Pienso que París es mi París y no la ciudad de las reminiscencias y evocaciones literarias y épicas, y lo hago y lo escribo en el Café de Tournon, el del hotel donde Joseph Roth residió entre 1937 y 1939. Si he caído en este café, en el que hace muchos años que no entraba, casi cuando era otro y estaba más «mareado», que diría un librero de viejo, y no con aspecto de decorado años 30, ha sido por necesidad de tomar un tomar un desayuno tardío, con un buen croissant. Digo, París no es un parque temático, un panteón de personajes que ya fueron, muertos ilustres, en el que hasta sus escenarios concretos desaparecieron, sino la ciudad de mis merodeos, mi terreno de caza de las sorpresas urbanas que en ciudades como esta las tengo aseguradas, vaya por donde vaya: callejones, patios, muros, callejas poco o nada frecuentadas, casas torcidas, bistrots sobrevivientes, brasseries de barrio ídem, gente amable, dicharachera, con buena cocina y mejor bodega –no tan cara como la del Tournon, entre doce y veinte euros el vaso de buen vino… tiene ascensor de bebidas a la bodega como en los viejos bares de Les Halles–. Los recuerdos acuden por fuerza, pero son personales. Es posible que no le digan nada a nadie, o poco, por mucho que los relate: une petite vie –decía Arletty de Céline, que la tuvo que adobar mucho para que resultara novelesca (Céline en los cahiers de Hélene Morand apareciendo en la avenue Floquet en motocicleta con su habitual aspecto de «garajista»). Vuelvo a Roth en su rincón, ese donde hoy había unos ejemplares de Hotel SavoyFuga sin fin y los recuerdos de Ceza von Cziffra, El santo bebedor, más Las flores del mal y Les complaintes, de Laforgue… libros abandonados, exvotos o señuelos, bah, qué importa… El santo bebedor, como si la dipsomanía de Roth fuera el único rasgo a tener en cuenta para sostener su obra literaria.
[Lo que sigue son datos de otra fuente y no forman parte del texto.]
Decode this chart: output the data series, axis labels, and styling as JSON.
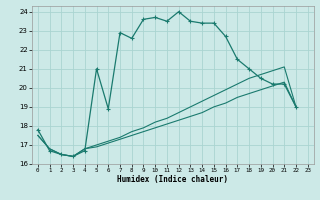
{
  "xlabel": "Humidex (Indice chaleur)",
  "background_color": "#cce9e7",
  "grid_color": "#aad4d1",
  "line_color": "#1a7a6e",
  "xlim": [
    -0.5,
    23.5
  ],
  "ylim": [
    16,
    24.3
  ],
  "yticks": [
    16,
    17,
    18,
    19,
    20,
    21,
    22,
    23,
    24
  ],
  "xticks": [
    0,
    1,
    2,
    3,
    4,
    5,
    6,
    7,
    8,
    9,
    10,
    11,
    12,
    13,
    14,
    15,
    16,
    17,
    18,
    19,
    20,
    21,
    22,
    23
  ],
  "line1_x": [
    0,
    1,
    2,
    3,
    4,
    5,
    6,
    7,
    8,
    9,
    10,
    11,
    12,
    13,
    14,
    15,
    16,
    17,
    18,
    19,
    20,
    21,
    22
  ],
  "line1_y": [
    17.8,
    16.7,
    16.5,
    16.4,
    16.7,
    21.0,
    18.9,
    22.9,
    22.6,
    23.6,
    23.7,
    23.5,
    24.0,
    23.5,
    23.4,
    23.4,
    22.7,
    21.5,
    21.0,
    20.5,
    20.2,
    20.2,
    19.0
  ],
  "line2_x": [
    0,
    1,
    2,
    3,
    4,
    5,
    6,
    7,
    8,
    9,
    10,
    11,
    12,
    13,
    14,
    15,
    16,
    17,
    18,
    19,
    20,
    21,
    22
  ],
  "line2_y": [
    17.5,
    16.8,
    16.5,
    16.4,
    16.8,
    16.9,
    17.1,
    17.3,
    17.5,
    17.7,
    17.9,
    18.1,
    18.3,
    18.5,
    18.7,
    19.0,
    19.2,
    19.5,
    19.7,
    19.9,
    20.1,
    20.3,
    19.0
  ],
  "line3_x": [
    0,
    1,
    2,
    3,
    4,
    5,
    6,
    7,
    8,
    9,
    10,
    11,
    12,
    13,
    14,
    15,
    16,
    17,
    18,
    19,
    20,
    21,
    22
  ],
  "line3_y": [
    17.5,
    16.8,
    16.5,
    16.4,
    16.8,
    17.0,
    17.2,
    17.4,
    17.7,
    17.9,
    18.2,
    18.4,
    18.7,
    19.0,
    19.3,
    19.6,
    19.9,
    20.2,
    20.5,
    20.7,
    20.9,
    21.1,
    19.0
  ]
}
La biografía sustituyendo con ventaja la obra. Cómodo. Mucho. Y habitual. Aparte de los peregrinos, a la clientela que no es germanopratina, como se anuncia el local (Auberge Germanopratine), no creo que las andanzas de Roth le digan gran cosa. Lo germonpratine tan detestado por Onfray es cosa de iniciados o de gente que está en el ajo. Roth, en fuga, en el exilio, fallecido en el desastre, autor de novelas mayores y de ensayos (cartas, artículos) que ahora mismo me parecen ineludibles, con o sin café de por medio, peor no aquí, sino en cuarto de trabajo, el mejor puerto de quietud que conozco.